L’exposition prend pour point de départ le roman Le Musée du silence de Yôko Ogawa. Dans ce dernier, un muséographe est invité par une vieille femme à réaliser un musée dans la grange de sa propriété, située en périphérie d’un village japonais. Lorsque l’homme parcourt la demeure, il ne comprend pas ce qu’il doit exposer, car rien dans les pièces au décor passéiste ne l’interpelle. Mais une fois dans la cave, il découvre une somme d’objets hétéroclites récoltés au gré de la mort des habitants de la bourgade. Cette collection va d’un sécateur rouillé à la dépouille d’un chien, en passant par des pièces de vaisselle ou un coffret de tubes de peinture vides. Elle fait oeuvre de mémoire collective tout en témoignant, en creux, de celle de la vieille dame qui a passé sa vie à subtiliser ces objets. La propriétaire conte à son hôte la manière dont elle les a prélevés. Elle explique cet inexorable désir qui l’a animé, alimenté par les dates symboliques d’un almanach qu’elle suit scrupuleusement. Parallèlement à l’archivage et aux préparatifs du musée, on perçoit un danger latent comme si le monde allait basculer, mais hors champ. Le roman porte une réflexion sur l’écriture de l’Histoire, qui au-delà des grands récits, se joue aussi dans le sillage silencieux de la disparition des êtres, et des objets banals qu’ils laissent derrière eux. 

David Kowalski, Entropie oder die Lokalität der Zeit, 2021. © David Kowalski / Courtesy Dilecta. Photo : Nicolas Brasseur.

Sans en être l’illustration, l’exposition s’inscrit dans l’écho de cet ouvrage. Les toiles présentées, investissant une diversité de genres et de supports, distillent des images qui ne sauraient être dites mais qui se révèlent à leur surface afin d’aiguiser la curiosité de notre regard. Figures isolées, objets solitaires, morceaux de corps ou de ciels étoilés se révèlent dans l’ombre d’heures indécises, d’ instants de latences extraits de la course effrénée du quotidien. Bien que le nocturne semble l’emporter, la nuit qui transparait « n’est pas une nuit, tout en n’étant pas jour »2, pour reprendre la prose d’Etel Adnan. Les tonalités vertes et bleutées qui dominent, réveillées à d’autres endroits par des couleurs éclatantes et acides, renforcent cette sensation d’incertitude comme si l’ensemble « retenait son souffle ». 
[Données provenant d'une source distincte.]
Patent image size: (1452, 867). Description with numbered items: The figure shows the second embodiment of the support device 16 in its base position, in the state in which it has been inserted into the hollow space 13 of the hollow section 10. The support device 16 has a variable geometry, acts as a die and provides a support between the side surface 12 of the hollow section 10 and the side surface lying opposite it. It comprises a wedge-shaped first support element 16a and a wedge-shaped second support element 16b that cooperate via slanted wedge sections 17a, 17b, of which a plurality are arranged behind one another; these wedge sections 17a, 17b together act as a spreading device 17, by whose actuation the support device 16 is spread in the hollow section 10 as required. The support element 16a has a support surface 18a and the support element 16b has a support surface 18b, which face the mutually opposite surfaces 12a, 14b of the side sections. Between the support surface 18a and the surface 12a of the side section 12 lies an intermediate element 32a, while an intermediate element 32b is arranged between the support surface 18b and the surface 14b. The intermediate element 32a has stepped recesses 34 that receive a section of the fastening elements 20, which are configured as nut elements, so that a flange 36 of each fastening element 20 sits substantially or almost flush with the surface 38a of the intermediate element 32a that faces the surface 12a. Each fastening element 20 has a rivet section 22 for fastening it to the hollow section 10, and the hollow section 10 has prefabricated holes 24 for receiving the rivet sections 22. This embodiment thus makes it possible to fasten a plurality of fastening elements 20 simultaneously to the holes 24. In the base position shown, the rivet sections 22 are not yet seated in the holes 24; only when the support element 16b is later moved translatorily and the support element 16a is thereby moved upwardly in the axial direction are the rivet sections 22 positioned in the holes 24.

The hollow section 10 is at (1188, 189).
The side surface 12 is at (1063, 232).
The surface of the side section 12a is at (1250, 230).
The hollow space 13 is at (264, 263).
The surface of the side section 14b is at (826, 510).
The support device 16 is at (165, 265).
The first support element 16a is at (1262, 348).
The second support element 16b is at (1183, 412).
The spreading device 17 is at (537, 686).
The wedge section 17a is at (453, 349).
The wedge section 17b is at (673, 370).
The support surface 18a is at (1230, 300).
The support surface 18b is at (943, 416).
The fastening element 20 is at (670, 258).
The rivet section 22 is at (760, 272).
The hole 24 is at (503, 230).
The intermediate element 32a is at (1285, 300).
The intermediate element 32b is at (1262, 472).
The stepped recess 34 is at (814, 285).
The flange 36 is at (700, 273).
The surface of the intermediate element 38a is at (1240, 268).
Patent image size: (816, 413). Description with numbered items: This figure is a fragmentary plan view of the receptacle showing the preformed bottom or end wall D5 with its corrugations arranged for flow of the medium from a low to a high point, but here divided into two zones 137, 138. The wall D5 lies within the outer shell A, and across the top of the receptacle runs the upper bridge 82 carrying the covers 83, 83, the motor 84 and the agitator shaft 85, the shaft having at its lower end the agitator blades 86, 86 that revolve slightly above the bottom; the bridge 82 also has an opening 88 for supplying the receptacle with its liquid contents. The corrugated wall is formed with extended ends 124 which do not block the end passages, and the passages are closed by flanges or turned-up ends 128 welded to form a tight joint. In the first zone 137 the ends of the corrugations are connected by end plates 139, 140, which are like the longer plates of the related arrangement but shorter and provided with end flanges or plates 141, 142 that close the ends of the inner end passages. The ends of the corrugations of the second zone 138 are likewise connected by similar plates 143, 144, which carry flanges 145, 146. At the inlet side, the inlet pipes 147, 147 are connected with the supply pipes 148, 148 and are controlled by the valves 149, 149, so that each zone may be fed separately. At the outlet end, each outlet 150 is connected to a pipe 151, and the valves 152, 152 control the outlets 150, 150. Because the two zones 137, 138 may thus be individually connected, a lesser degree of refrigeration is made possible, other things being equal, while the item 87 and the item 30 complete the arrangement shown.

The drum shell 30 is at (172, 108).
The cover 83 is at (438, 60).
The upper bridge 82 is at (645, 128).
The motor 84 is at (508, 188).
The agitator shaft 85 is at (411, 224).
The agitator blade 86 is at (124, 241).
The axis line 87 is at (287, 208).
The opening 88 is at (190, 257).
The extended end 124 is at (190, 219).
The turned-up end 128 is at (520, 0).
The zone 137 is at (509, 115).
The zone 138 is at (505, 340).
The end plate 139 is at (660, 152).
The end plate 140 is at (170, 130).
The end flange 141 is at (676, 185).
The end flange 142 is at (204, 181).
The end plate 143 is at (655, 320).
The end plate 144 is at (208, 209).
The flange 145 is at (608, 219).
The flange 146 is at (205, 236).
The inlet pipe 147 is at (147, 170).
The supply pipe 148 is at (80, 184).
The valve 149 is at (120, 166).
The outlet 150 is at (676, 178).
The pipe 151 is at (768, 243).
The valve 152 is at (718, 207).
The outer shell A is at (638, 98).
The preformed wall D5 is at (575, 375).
Une partie des oeuvres réunies mettent en scène un espace intime que l’on appréhende avec une certaine distance. Un rideau tiré dont les plis luisent de manière métallique, des motifs qui se répètent dans l’écho des décors des Wiener Werkstätte, une fenêtre éblouie par l’éclat d’un feu d’artifice lointain, une armoire ouverte sur un empilement de draps. Certaines des peintures sélectionnées façonnent une architecture domestique dont on ne perçoit que les seuils, murs recouverts de papier peint, cages d’escaliers, portes fermées. Ces interstices et ces recoins convoquent des sensations familières. Chacun apparait comme l’amorce d’un récit mémoriel inexorablement teinté d’oubli. Les cadrages serrés jouant du hors champ, comme les zones d’ombres qui flottent à certains endroits laissent la place à l’imaginaire de celui ou celle qui regarde et encouragent la traversée. On découvre alors, au-delà de cette demeure rêvée, quelques natures mortes, tel un rappel des objets du « Musée du silence », mais aussi des fragments de corps. On observe sur plusieurs oeuvres des mains opérant diverses actions. Ces dernières nous suggèrent finalement de nous saisir par l’oeil et la pensée de ce que l’on voit. 

Oscar Lefebvre, Lustre 2, 2020. © Oscar Lefebvre / Courtesy Dilecta. Photo : Nicolas Brasseur.

Souvent hors du spectaculaire, les oeuvres ici rassemblées éclairent ce qui persiste à la marge et qui pourtant constitue aussi notre monde. Décontextualisées, les scènes dépeintes recèlent une part d’indicible, un manque qui fascine et permet l’émergence de multiples interprétations. À l’ image des artefacts collectionnés dans le musée imaginé par Yôko Ogawa, les peintures exposées invitent à traverser les silences : celui de la banalité parfois étrange des objets et des images représentées, comme celui propre au médium pictural. 

1. Yôko Ogawa, Le Musée du silence, trad. Rose-Marie Makino-Fayolle, Arles, Actes Sud, coll. « Babel », 2005, p. 127.

2. Etel Adnan, Saisons, trad. Martin Richet, Paris, Manuella Éditions, 2016, p. 24.